Bairbock 40, belonging to the Greens Party of Germany, and Rau, 66, members of the right-wing Law and Justice, were cordial, addressing each other by their first names, while Bairbock mentioned that their grandparents were Poland. More and more came to Germany. 60 years earlier.
He expressed his gratitude for the relationship between Germany and Poland in light of the “innumerable Polish victims caused by German actions” during World War II. Germany’s Nazis occupied Poland during the war and committed large-scale atrocities against the population.
The war still remains a very symbolic issue that is still shaping the relationship, and one that has often been seized upon by the ruling nationalists in Poland.
A deputy minister in the government recently accused Germany of seeking to create a “fourth” reichMeanwhile there are currently a series of posters funded by a state institution in Warsaw and other Polish cities demanding that Germany pay a fee for Nazi crimes.

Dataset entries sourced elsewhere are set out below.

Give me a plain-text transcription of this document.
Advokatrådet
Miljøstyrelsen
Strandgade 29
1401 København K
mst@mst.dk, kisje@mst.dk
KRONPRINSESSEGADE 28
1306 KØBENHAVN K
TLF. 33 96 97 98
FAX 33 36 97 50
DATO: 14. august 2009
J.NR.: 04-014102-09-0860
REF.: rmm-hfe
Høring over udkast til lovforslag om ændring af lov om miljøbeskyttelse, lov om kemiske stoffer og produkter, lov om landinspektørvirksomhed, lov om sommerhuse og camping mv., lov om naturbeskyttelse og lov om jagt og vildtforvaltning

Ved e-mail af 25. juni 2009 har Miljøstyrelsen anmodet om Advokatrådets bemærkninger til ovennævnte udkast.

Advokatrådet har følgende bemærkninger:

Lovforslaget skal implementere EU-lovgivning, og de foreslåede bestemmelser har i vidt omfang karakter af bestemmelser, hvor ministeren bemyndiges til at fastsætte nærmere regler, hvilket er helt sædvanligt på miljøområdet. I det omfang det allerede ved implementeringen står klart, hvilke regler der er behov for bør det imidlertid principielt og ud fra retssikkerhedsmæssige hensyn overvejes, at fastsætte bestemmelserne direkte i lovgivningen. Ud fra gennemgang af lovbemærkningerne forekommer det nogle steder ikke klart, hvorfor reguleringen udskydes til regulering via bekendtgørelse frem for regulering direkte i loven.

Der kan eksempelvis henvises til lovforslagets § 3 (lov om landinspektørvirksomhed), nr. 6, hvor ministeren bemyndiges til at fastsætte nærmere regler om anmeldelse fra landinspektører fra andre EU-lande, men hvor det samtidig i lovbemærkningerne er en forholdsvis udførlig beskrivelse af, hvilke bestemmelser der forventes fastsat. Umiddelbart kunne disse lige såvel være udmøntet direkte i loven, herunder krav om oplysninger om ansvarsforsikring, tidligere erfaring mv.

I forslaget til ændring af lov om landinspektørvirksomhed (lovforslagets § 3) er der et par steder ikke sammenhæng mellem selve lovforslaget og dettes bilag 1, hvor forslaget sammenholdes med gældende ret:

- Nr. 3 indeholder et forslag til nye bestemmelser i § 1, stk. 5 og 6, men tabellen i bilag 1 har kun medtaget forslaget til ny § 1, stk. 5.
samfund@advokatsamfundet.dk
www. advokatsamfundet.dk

In Polish and addressing the German ambassador Arndt Freitag von Löringhoven, one says: “Will the German authorities, who are so interested in the rule of law of other countries, eventually address the German humiliating anarchy and German crimes of World War II.” Will pay Polish indemnity for. ?
Rao expressed a similar view in more diplomatic terms.
“An area in which we continue to expect good substantive cooperation from the German government is the issue of Germany’s responsibility for World War II and contemporary aspects of that event. Let us go back to the return of cultural assets confiscated by Germany. should,” said Rau.
Agnieszka Lada-Konfal, deputy director of the German Institute for Polish Affairs in Darmstadt, Germany, said that the recent anti-German rhetoric from Poland’s ruling circle is for domestic political purposes and aimed at the electorate, but “it would have had a very negative impact.” “Polish-German relations”.
“It sends a terrible signal to Germany. It’s something the Germans don’t understand,” she told the Associated Press on Friday from Warsaw. “They don’t know why there is such a surge of rhetoric and they are already angry that it keeps on escalating.”
Before traveling to Warsaw, Bairbock held meetings in Paris and Brussels during his first foreign trip since taking office.